Rumelilik ve Anadoluluk ayırımı niye önemli? Rumelililerle
Anadolulular arasında bir çatışma mı var?
Olmaz olur mu? Atatürk zamanındaki yeraltı muhalefetinde, “ulan,
bizi, ‘abe’ diye konuşanlar idare ediyor” deniyor. Çünkü Atatürk’ün
kendisi de dahil böyle konuşuyor ve ortaya bir Anadoluculuk
muhalefeti çıkıyor. Unutmayın ki, Cumhuriyet’i kuran kadro, geniş
ölçüde Rumeli’de görev almış olanlardan oluşuyor. Zaten Mustafa
Kemal’in kurmay subaylığı döneminde iyi subaylar Asya’ya gitmez,
Rumeli’ye giderlerdi ve o sırada önemli olan Makedonya’da
görevlendirilmekti. Mustafa Kemal, Şam’a ceza olarak
gönderilmişti.
Peki, çatışmayı kim kazanıyor? Anadolulular mı Rumelililer
mi?
Rumelililer kazanıyor. Bugün AKP, bir açıdan Anadolu’nun intikamı
olarak da yorumlanabilir. Yalçın Küçük bir ara, insanların tek tek
isimlerine bakıp, ‘dönmelik’ hikâyesini ortaya attı. Eğer Yalçın,
“Sabetaycılık, Selanik’te önemli bir gruba hâkim olmuştu. Bunlar,
iyi eğitim aldılar ve başkalarını da yetiştirdiler. Bunlar,
Cumhuriyet’i kuran sivil kadro içinde çok önemli oldular. Bunların
Sabetaycı kökenleri, Cumhuriyet’in laikliğinin formüle edilmesinde
etkili oldu” deseydi, bu sözler kabul edilebilirdi ve Yalçın,
yararlı bir hipotez getirebilirdi.
Ama yapılan yayınlar ve daha sonra başkaları tarafından da
öne sürülen tezler, Cumhuriyet’i Sabetaycıların kurduğuna kadar
vardı. Cumhuriyeti Sabetaycılar mı kurdu?
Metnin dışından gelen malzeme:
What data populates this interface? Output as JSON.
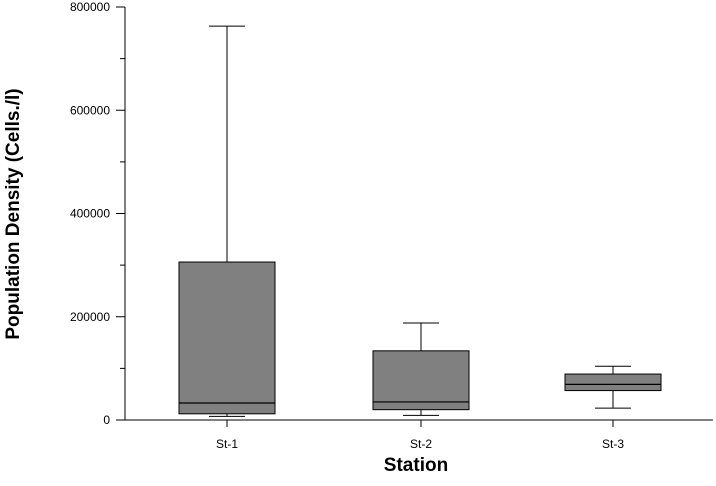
{
  "chart_data": {
    "type": "box",
    "xlabel": "Station",
    "ylabel": "Population Density (Cells./l)",
    "ylim": [
      0,
      800000
    ],
    "y_ticks": [
      0,
      200000,
      400000,
      600000,
      800000
    ],
    "y_tick_labels": [
      "0",
      "200000",
      "400000",
      "600000",
      "800000"
    ],
    "y_minor_step": 100000,
    "categories": [
      "St-1",
      "St-2",
      "St-3"
    ],
    "boxes": [
      {
        "category": "St-1",
        "whisker_low": 7000,
        "q1": 12000,
        "median": 33000,
        "q3": 306000,
        "whisker_high": 763000
      },
      {
        "category": "St-2",
        "whisker_low": 9000,
        "q1": 20000,
        "median": 35000,
        "q3": 134000,
        "whisker_high": 188000
      },
      {
        "category": "St-3",
        "whisker_low": 23000,
        "q1": 57000,
        "median": 69000,
        "q3": 89000,
        "whisker_high": 104000
      }
    ],
    "box_color": "#808080",
    "grid": false,
    "legend": "none"
  }
}
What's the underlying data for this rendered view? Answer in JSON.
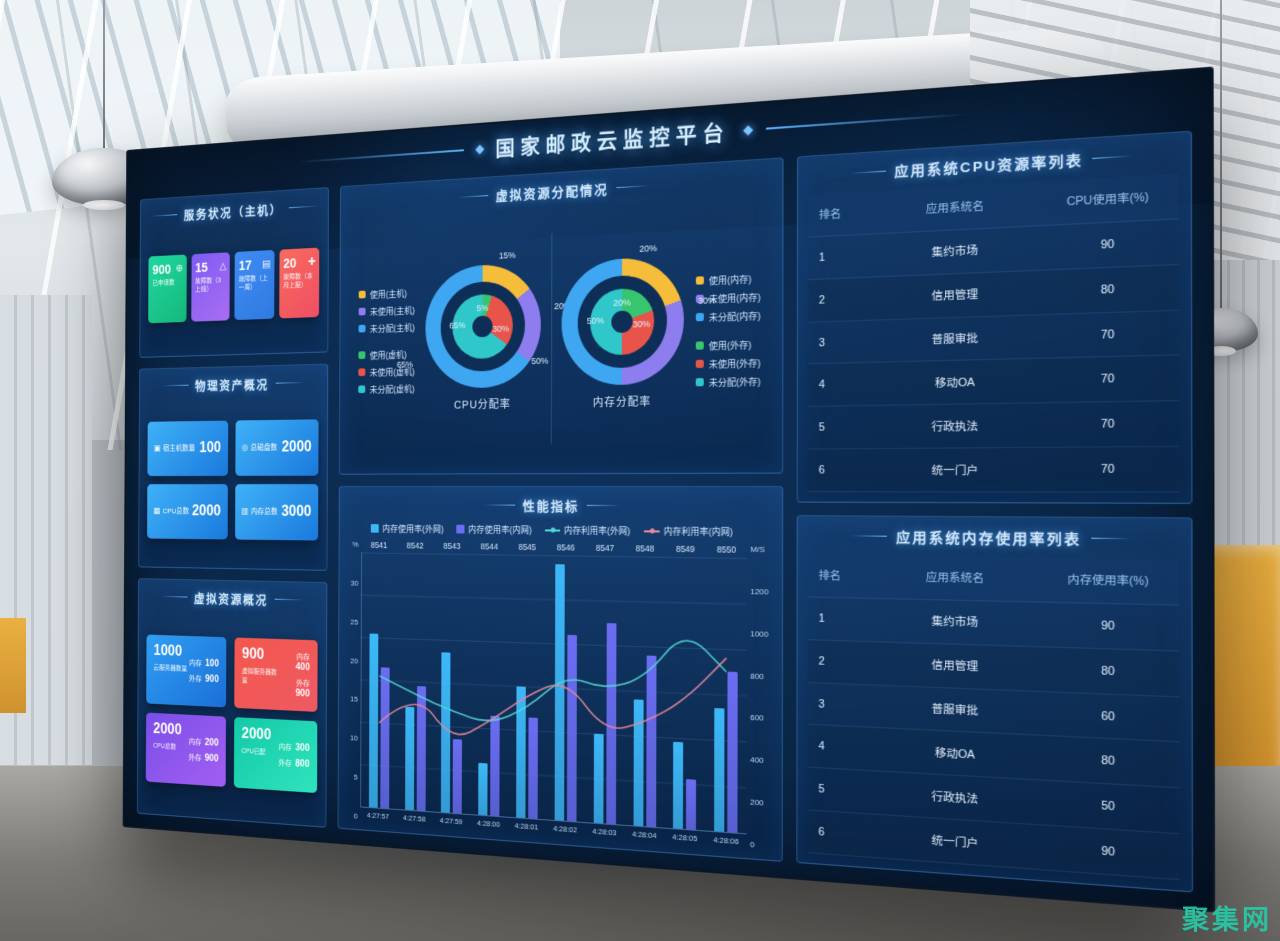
{
  "scene": {
    "watermark": "聚集网"
  },
  "header": {
    "title": "国家邮政云监控平台"
  },
  "panels": {
    "service": {
      "title": "服务状况（主机）",
      "cards": [
        {
          "value": "900",
          "label": "已申请数",
          "icon": "gear-icon",
          "from": "#1ed7a0",
          "to": "#17b87a"
        },
        {
          "value": "15",
          "label": "故障数（3 上线）",
          "icon": "alert-icon",
          "from": "#7e5cf2",
          "to": "#a96df2"
        },
        {
          "value": "17",
          "label": "故障数（上一周）",
          "icon": "list-icon",
          "from": "#3f8cf5",
          "to": "#2f7ae0"
        },
        {
          "value": "20",
          "label": "故障数（本月上报）",
          "icon": "tool-icon",
          "from": "#fa6a5d",
          "to": "#ee4f63"
        }
      ]
    },
    "physical": {
      "title": "物理资产概况",
      "card_from": "#3fb2f7",
      "card_to": "#1a79dd",
      "cards": [
        {
          "label": "宿主机数量",
          "value": "100",
          "icon": "host-icon"
        },
        {
          "label": "总磁盘数",
          "value": "2000",
          "icon": "disk-icon"
        },
        {
          "label": "CPU总数",
          "value": "2000",
          "icon": "cpu-icon"
        },
        {
          "label": "内存总数",
          "value": "3000",
          "icon": "memory-icon"
        }
      ]
    },
    "virtual": {
      "title": "虚拟资源概况",
      "cards": [
        {
          "value": "1000",
          "label": "云服务器数量",
          "from": "#2f9ff2",
          "to": "#1b6fd8",
          "stats": [
            {
              "k": "内存",
              "v": "100"
            },
            {
              "k": "外存",
              "v": "900"
            }
          ]
        },
        {
          "value": "900",
          "label": "虚拟服务器数量",
          "from": "#f4574c",
          "to": "#ee5a63",
          "stats": [
            {
              "k": "内存",
              "v": "400"
            },
            {
              "k": "外存",
              "v": "900"
            }
          ]
        },
        {
          "value": "2000",
          "label": "CPU总数",
          "from": "#7a4fe8",
          "to": "#a35ef2",
          "stats": [
            {
              "k": "内存",
              "v": "200"
            },
            {
              "k": "外存",
              "v": "900"
            }
          ]
        },
        {
          "value": "2000",
          "label": "CPU已配",
          "from": "#13c9a7",
          "to": "#2fe3bd",
          "stats": [
            {
              "k": "内存",
              "v": "300"
            },
            {
              "k": "外存",
              "v": "800"
            }
          ]
        }
      ]
    },
    "allocation": {
      "title": "虚拟资源分配情况"
    },
    "performance": {
      "title": "性能指标"
    },
    "cpu_table": {
      "title": "应用系统CPU资源率列表",
      "columns": [
        "排名",
        "应用系统名",
        "CPU使用率(%)"
      ],
      "rows": [
        [
          "1",
          "集约市场",
          "90"
        ],
        [
          "2",
          "信用管理",
          "80"
        ],
        [
          "3",
          "普服审批",
          "70"
        ],
        [
          "4",
          "移动OA",
          "70"
        ],
        [
          "5",
          "行政执法",
          "70"
        ],
        [
          "6",
          "统一门户",
          "70"
        ]
      ]
    },
    "mem_table": {
      "title": "应用系统内存使用率列表",
      "columns": [
        "排名",
        "应用系统名",
        "内存使用率(%)"
      ],
      "rows": [
        [
          "1",
          "集约市场",
          "90"
        ],
        [
          "2",
          "信用管理",
          "80"
        ],
        [
          "3",
          "普服审批",
          "60"
        ],
        [
          "4",
          "移动OA",
          "80"
        ],
        [
          "5",
          "行政执法",
          "50"
        ],
        [
          "6",
          "统一门户",
          "90"
        ]
      ]
    }
  },
  "chart_data": [
    {
      "type": "pie",
      "name": "CPU分配率",
      "legend_position": "left",
      "rings": {
        "outer": [
          {
            "label": "使用(主机)",
            "value": 15,
            "color": "#f6bd3a",
            "pos": "top"
          },
          {
            "label": "未使用(主机)",
            "value": 20,
            "color": "#8e7dee",
            "pos": "right"
          },
          {
            "label": "未分配(主机)",
            "value": 65,
            "color": "#3fa7f2",
            "pos": "left"
          }
        ],
        "inner": [
          {
            "label": "使用(虚机)",
            "value": 5,
            "color": "#38c56f",
            "pos": "in-top"
          },
          {
            "label": "未使用(虚机)",
            "value": 30,
            "color": "#e85449",
            "pos": "in-right"
          },
          {
            "label": "未分配(虚机)",
            "value": 65,
            "color": "#2fc7c9",
            "pos": "in-left"
          }
        ]
      }
    },
    {
      "type": "pie",
      "name": "内存分配率",
      "legend_position": "right",
      "rings": {
        "outer": [
          {
            "label": "使用(内存)",
            "value": 20,
            "color": "#f6bd3a",
            "pos": "top"
          },
          {
            "label": "未使用(内存)",
            "value": 30,
            "color": "#8e7dee",
            "pos": "right"
          },
          {
            "label": "未分配(内存)",
            "value": 50,
            "color": "#3fa7f2",
            "pos": "left"
          }
        ],
        "inner": [
          {
            "label": "使用(外存)",
            "value": 20,
            "color": "#38c56f",
            "pos": "in-top"
          },
          {
            "label": "未使用(外存)",
            "value": 30,
            "color": "#e85449",
            "pos": "in-right"
          },
          {
            "label": "未分配(外存)",
            "value": 50,
            "color": "#2fc7c9",
            "pos": "in-left"
          }
        ]
      }
    },
    {
      "type": "bar",
      "title": "性能指标",
      "unit": "M/S",
      "x": [
        "4:27:57",
        "4:27:58",
        "4:27:59",
        "4:28:00",
        "4:28:01",
        "4:28:02",
        "4:28:03",
        "4:28:04",
        "4:28:05",
        "4:28:06"
      ],
      "top_labels": [
        "8541",
        "8542",
        "8543",
        "8544",
        "8545",
        "8546",
        "8547",
        "8548",
        "8549",
        "8550"
      ],
      "left_axis": {
        "label": "%",
        "min": 0,
        "max": 30,
        "step": 5
      },
      "right_axis": {
        "min": 0,
        "max": 1200,
        "step": 200
      },
      "grid": true,
      "series": [
        {
          "name": "内存使用率(外网)",
          "type": "bar",
          "axis": "left",
          "color": "#3db8f7",
          "values": [
            20.5,
            12,
            18.5,
            6,
            15,
            29,
            10,
            14,
            9.5,
            13.5
          ]
        },
        {
          "name": "内存使用率(内网)",
          "type": "bar",
          "axis": "left",
          "color": "#6b6df2",
          "values": [
            16.5,
            14.5,
            8.5,
            11.5,
            11.5,
            21,
            22.5,
            19,
            5.5,
            17.5
          ]
        },
        {
          "name": "内存利用率(外网)",
          "type": "line",
          "axis": "right",
          "color": "#52d8d2",
          "values": [
            620,
            540,
            470,
            420,
            500,
            660,
            600,
            660,
            880,
            700
          ]
        },
        {
          "name": "内存利用率(内网)",
          "type": "line",
          "axis": "right",
          "color": "#e88a9a",
          "values": [
            400,
            560,
            330,
            430,
            560,
            640,
            410,
            460,
            570,
            760
          ]
        }
      ]
    }
  ]
}
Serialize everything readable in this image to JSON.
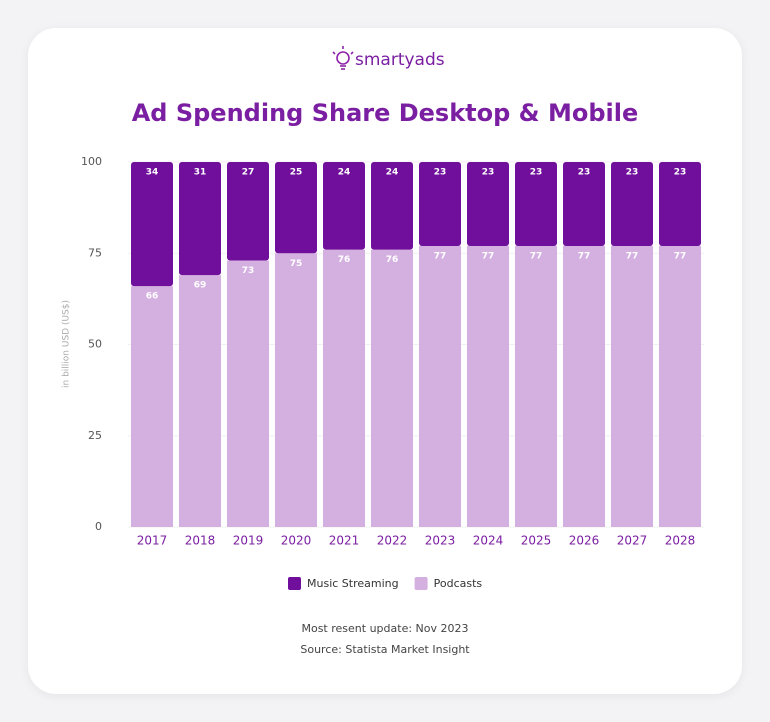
{
  "brand": "smartyads",
  "chart_data": {
    "type": "stacked-bar",
    "title": "Ad Spending Share Desktop & Mobile",
    "y_label": "in billion USD (US$)",
    "categories": [
      "2017",
      "2018",
      "2019",
      "2020",
      "2021",
      "2022",
      "2023",
      "2024",
      "2025",
      "2026",
      "2027",
      "2028"
    ],
    "series": [
      {
        "name": "Podcasts",
        "color": "#d4b0e0",
        "values": [
          66,
          69,
          73,
          75,
          76,
          76,
          77,
          77,
          77,
          77,
          77,
          77
        ]
      },
      {
        "name": "Music Streaming",
        "color": "#6f0f9b",
        "values": [
          34,
          31,
          27,
          25,
          24,
          24,
          23,
          23,
          23,
          23,
          23,
          23
        ]
      }
    ],
    "legend_order": [
      1,
      0
    ],
    "ylim": [
      0,
      100
    ],
    "yticks": [
      0,
      25,
      50,
      75,
      100
    ],
    "grid": true
  },
  "footer": {
    "update": "Most resent update: Nov 2023",
    "source": "Source: Statista Market Insight"
  }
}
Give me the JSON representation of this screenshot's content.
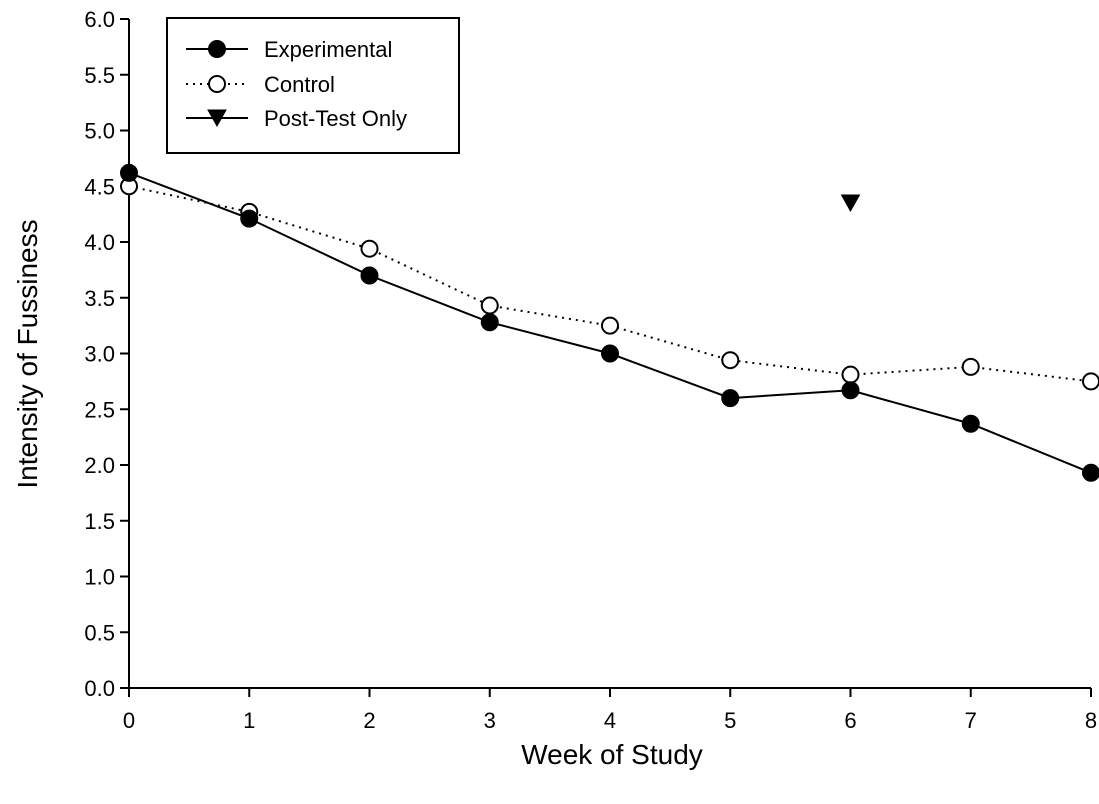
{
  "chart_data": {
    "type": "line",
    "xlabel": "Week of Study",
    "ylabel": "Intensity of Fussiness",
    "xlim": [
      0,
      8
    ],
    "ylim": [
      0,
      6
    ],
    "x_ticks": [
      "0",
      "1",
      "2",
      "3",
      "4",
      "5",
      "6",
      "7",
      "8"
    ],
    "y_ticks": [
      "0.0",
      "0.5",
      "1.0",
      "1.5",
      "2.0",
      "2.5",
      "3.0",
      "3.5",
      "4.0",
      "4.5",
      "5.0",
      "5.5",
      "6.0"
    ],
    "grid": false,
    "legend_position": "top-left",
    "series": [
      {
        "name": "Experimental",
        "marker": "filled-circle",
        "line": "solid",
        "color": "#000000",
        "x": [
          0,
          1,
          2,
          3,
          4,
          5,
          6,
          7,
          8
        ],
        "values": [
          4.62,
          4.21,
          3.7,
          3.28,
          3.0,
          2.6,
          2.67,
          2.37,
          1.93
        ]
      },
      {
        "name": "Control",
        "marker": "open-circle",
        "line": "dotted",
        "color": "#000000",
        "x": [
          0,
          1,
          2,
          3,
          4,
          5,
          6,
          7,
          8
        ],
        "values": [
          4.5,
          4.27,
          3.94,
          3.43,
          3.25,
          2.94,
          2.81,
          2.88,
          2.75
        ]
      },
      {
        "name": "Post-Test Only",
        "marker": "filled-triangle-down",
        "line": "solid",
        "color": "#000000",
        "x": [
          6
        ],
        "values": [
          4.35
        ]
      }
    ]
  }
}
Yok canım. Böyle bir şey söylemenin manası yok. Sabetay kökenli
insanların laiklik anlayışımızın gelişmesinde bir etkisi oldu. Ki,
bunlar Cumhuriyet’te sorumlu makamlara getirildiler.
Atatürk hukuk konusunda bilgili miydi?
Bir kurmay subay ne kadar hukuk biliyorsa, o da ancak o kadar
biliyordu. Mesela Enver Paşa için, “yok kanun, yap kanun” denir.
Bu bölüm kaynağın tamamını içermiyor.